Using Radio Telescopes
Astronomers have known for a long time that there’s a black hole at the heart of the Milky Way Galaxy. It gives off radiation in x-rays, radio emissions, and heats up surrounding clouds of gas and dust, causing them to glow in infrared wavelengths. So, it would be cool to know how big this black hole is, or rather — how big its event horizon is. But, that’s something very difficult to do, since the immense gravity of the black hole is so strong that it intercepts and distorts the light and other emissions that come from the regions around the event horizon. This causes the size of the event horizon to appear larger — or smaller — than it really is.

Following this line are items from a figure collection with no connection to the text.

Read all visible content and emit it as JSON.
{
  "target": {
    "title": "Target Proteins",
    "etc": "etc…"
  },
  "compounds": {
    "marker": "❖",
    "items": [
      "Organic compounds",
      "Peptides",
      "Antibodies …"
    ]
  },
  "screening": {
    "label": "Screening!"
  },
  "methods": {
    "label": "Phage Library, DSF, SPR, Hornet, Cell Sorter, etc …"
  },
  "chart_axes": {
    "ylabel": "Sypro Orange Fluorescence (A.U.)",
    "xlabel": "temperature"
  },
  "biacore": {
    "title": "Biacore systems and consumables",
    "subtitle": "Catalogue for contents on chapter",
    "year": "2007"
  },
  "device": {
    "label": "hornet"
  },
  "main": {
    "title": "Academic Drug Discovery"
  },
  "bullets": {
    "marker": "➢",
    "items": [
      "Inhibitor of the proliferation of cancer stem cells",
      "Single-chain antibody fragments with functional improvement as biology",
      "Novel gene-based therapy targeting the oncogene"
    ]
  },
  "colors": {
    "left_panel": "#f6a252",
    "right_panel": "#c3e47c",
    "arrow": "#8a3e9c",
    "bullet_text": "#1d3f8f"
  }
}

Radio astronomers have managed to get pretty close to measuring the event horizon of this black hole — call Sagittarius A* (or Sag A star, for short). How did they do this? By linking together a series of radio telescopes to make one big “virtual” telescope, through a technique called Very Large Baseline Inteferometry (VLBI). Essentially, they used telescopes in California, Arizona, and Hawai’i to make one ” big” scope the virtual size of the distance between California/Arizona and Hawai’i. The result is a closer look at the region around the black hole and the discovery that the event horizon region is smaller than it should be. This could be because of the gravitational lensing that is bending and distorting the signals from the region.
There really are two stories here — one is about the latest measurement of the black hole region, but the other is equally important — the use of VLBI to do that measurement. It requires very precise atomic clocks in tandem with the telescopes (to keep the signals correlated to each other in the right time frame), and a sophisticated computer array that correlates the data after it comes from the telescopes. The system that correlated the Sag A* data is located at MIT’s Haystack Observatory in Massachusetts, which is where Dr. Shep Doeleman, who led the team of astronomers in the work, is headquartered. The story has been making headlines since the team’s paper describing this work came out in late 2008. Articles in Nature, Physics Today, and NewScientist have been followed by crews of filmmakers interested in capturing the story for such outlets as the BBC. This is a great testament to the fascination that black holes have for scientists as well as the general public. They just (pardon the expression) suck your attention right in!